5 Reasons Why Good Credit Matters
5 Reasons Good Credit Is Important
Society is becoming increasingly dependent on using credit to make purchases and decisions. These days, good credit is used for more than just getting a credit card or a loan. More and more businesses are making the case that you must have good credit before they extend products or services to you.
It Affects Where You Live and How Much You Pay
Before you can buy a house, mortgage lenders want to know that you won’t default on your mortgage.
If you don’t have good credit, the lender will consider it risky to give you a mortgage loan. If you're approved for a mortgage, your credit affects your interest rate which directly impacts your monthly mortgage payment. Bad credit could mean a higher mortgage payment. Worse than that, your mortgage application could be turned down because of your bad credit.
Don't think that because you're not looking to buy a house right now that your credit isn't important. Landlords also use your credit to decide whether to rent to you. Landlords consider your lease as a loan. You’re being loaned a place to live and the landlord wants to know you’ll pay back this loan. If you don't have good credit, you can get denied for an apartment.
It Affects What You Drive and Your Car Payment
Unless you have the cash to purchase a car, you’ll have to get a loan. Your credit not only affects whether or not you qualify for a loan, but also the amount and interest rate of the loan.
Generally, loan applicants with good credit qualify for larger loan amounts with lower interest rates.
Bad credit limits your options. Fewer lenders will work with you if you have bad credit and those that do will charge a much higher interest rate on your auto loan. A higher interest rate means a higher car note to pay each month.
It Can Affect Your Job Search
Many employers conduct credit checks as a part of the hiring process. (Note that employers check credit reports not credit scores.) If you haven’t demonstrated financial responsibility, a prospective employer might be hesitant to hire you. For example, the employer might believe your level of debt is too high for the salary offered.
Some employers also check credit scores before giving a promotion or raise, especially for financial-related or executive positions.
It Affects Your Ability to Start a Business
Many people have dreams of starting their own business. Most business startups require a sizable amount of cash that you might not have available. In that case, you’ll need to obtain a small business loan. Among other things, you need to have good credit to qualify for the business loan.

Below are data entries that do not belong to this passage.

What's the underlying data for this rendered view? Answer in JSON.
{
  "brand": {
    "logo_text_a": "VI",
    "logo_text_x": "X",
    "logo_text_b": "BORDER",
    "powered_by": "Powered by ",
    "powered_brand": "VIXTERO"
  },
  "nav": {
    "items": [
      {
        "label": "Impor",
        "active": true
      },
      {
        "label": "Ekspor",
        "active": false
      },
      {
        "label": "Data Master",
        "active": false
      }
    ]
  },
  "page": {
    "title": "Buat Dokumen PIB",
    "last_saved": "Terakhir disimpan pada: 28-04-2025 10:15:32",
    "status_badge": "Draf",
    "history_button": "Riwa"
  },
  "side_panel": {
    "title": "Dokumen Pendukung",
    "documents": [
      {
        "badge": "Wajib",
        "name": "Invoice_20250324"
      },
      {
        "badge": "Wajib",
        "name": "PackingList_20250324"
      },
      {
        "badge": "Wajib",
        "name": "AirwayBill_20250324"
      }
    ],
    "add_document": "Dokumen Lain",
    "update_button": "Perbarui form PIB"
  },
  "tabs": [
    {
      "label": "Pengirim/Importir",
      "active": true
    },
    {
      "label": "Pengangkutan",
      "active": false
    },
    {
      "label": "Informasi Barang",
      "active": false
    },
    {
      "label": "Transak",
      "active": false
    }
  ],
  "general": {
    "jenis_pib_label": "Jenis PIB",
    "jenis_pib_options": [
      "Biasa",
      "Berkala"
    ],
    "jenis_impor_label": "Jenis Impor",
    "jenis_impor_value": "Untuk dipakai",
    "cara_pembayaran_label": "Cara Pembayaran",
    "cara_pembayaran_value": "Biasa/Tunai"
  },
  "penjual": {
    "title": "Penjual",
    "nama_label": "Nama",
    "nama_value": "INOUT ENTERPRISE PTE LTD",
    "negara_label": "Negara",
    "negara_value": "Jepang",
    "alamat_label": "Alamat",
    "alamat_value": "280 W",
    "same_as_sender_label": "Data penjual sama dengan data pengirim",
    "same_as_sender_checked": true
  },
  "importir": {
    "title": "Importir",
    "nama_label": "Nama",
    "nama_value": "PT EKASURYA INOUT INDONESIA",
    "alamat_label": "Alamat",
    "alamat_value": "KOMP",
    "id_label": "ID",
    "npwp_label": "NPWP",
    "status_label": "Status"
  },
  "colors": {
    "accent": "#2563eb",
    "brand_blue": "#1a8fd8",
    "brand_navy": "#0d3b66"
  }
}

It Affects Other Monthly Bills
It might be somewhat shocking to learn that your credit is needed to establish utility service. Your electric company contends that you’re borrowing one month of electric service. So, before turning on your electricity, the company will check to see if you have good credit. This applies to most utility services including cable, telephone, water, and even cell phone.
Since your credit is defined by how you’ve paid (or not paid) your bills in the past, many businesses — landlords, mortgage lenders, utility providers, and even employers — use your credit to predict your future financial responsibility. Anytime you need to borrow money, or even services, your credit is called into question. This is why maintaining good credit is so important.